The geologic history of Wyoming spans relatively little time in the grand scheme of Earth's history. In the last sixty million years or so, roughly one percent of Earth's lifetime, the Rocky Mountains rose up, then sank under accumulations of sand and volcanic debris tens of thousands of feet deep, then, relatively recently, rose up again and shook off the sand in freshets of new mountain streams.

And then a new geological force arrives. Ranchers arrive in Wyoming, and their sons help open up its landscapes to strip mines and oil wells. The state digs beneath the ranchers'  thin Holocene topsoil to get at the more lucrative geology of the Mesozoic era. Open-pit uranium mines, oil and gas wells, and mountain-eating coal draglines rearrange the Rocky Mountain landscape and usher in the new Anthropocene era.

Photo: Jim Bridger coal mine, from the Casper Star-Tribune.

"Fly at it, folks." Love was talking about the bounty of Wyoming's mineral resources, but it's exactly the same sentiment expressed by William Mulholland, chief of the Los Angeles Bureau of Water Works, when he opened the sluice gates of the new Aqueduct a hundred years ago and famously said, "there it is.
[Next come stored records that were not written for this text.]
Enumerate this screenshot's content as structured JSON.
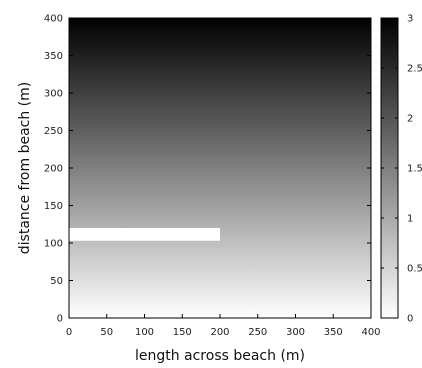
{
  "chart_data": {
    "type": "heatmap",
    "title": "",
    "xlabel": "length across beach (m)",
    "ylabel": "distance from beach (m)",
    "xlim": [
      0,
      400
    ],
    "ylim": [
      0,
      400
    ],
    "xticks": [
      0,
      50,
      100,
      150,
      200,
      250,
      300,
      350,
      400
    ],
    "yticks": [
      0,
      50,
      100,
      150,
      200,
      250,
      300,
      350,
      400
    ],
    "field": {
      "description": "value increases linearly with distance from beach",
      "value_at_y0": 0,
      "value_at_y400": 3,
      "depends_on": "y"
    },
    "overlay_region": {
      "x_range": [
        0,
        200
      ],
      "y_range": [
        103,
        120
      ],
      "color": "#ffffff"
    },
    "colorbar": {
      "min": 0,
      "max": 3,
      "ticks": [
        0,
        0.5,
        1,
        1.5,
        2,
        2.5,
        3
      ],
      "tick_labels": [
        "0",
        "0.5",
        "1",
        "1.5",
        "2",
        "2.5",
        "3"
      ],
      "colormap": "gray_reversed",
      "low_color": "#ffffff",
      "high_color": "#000000"
    },
    "grid": false,
    "legend": "none"
  }
}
Take it."

In the same momentous twentieth century of human history that rearranged Wyoming, Mulholland's power broker friends find cheap oil under Venice and the Baldwin Hills, and then they give the growing city a reason to burn it by moving the Owens River over mountains and irrigating the massive suburbs of the San Fernando Valley. Gravel erosion from the Santa Monica Mountains, which had washed out into the Pacific for millennia and built the vast coastal plain of the Los Angeles basin, suddenly gets trapped behind foothill dams and begins to bury the mountain canyons. The basin itself acquires new sedimentary layers of asphalt and concrete. The sooty remnants of Carboniferous swamps fly into the troposphere through millions of exhaust pipes.

Geologic time and human history converge here, in the spectacular landscapes of the American west. But remember: geologic history is full of cataclysms.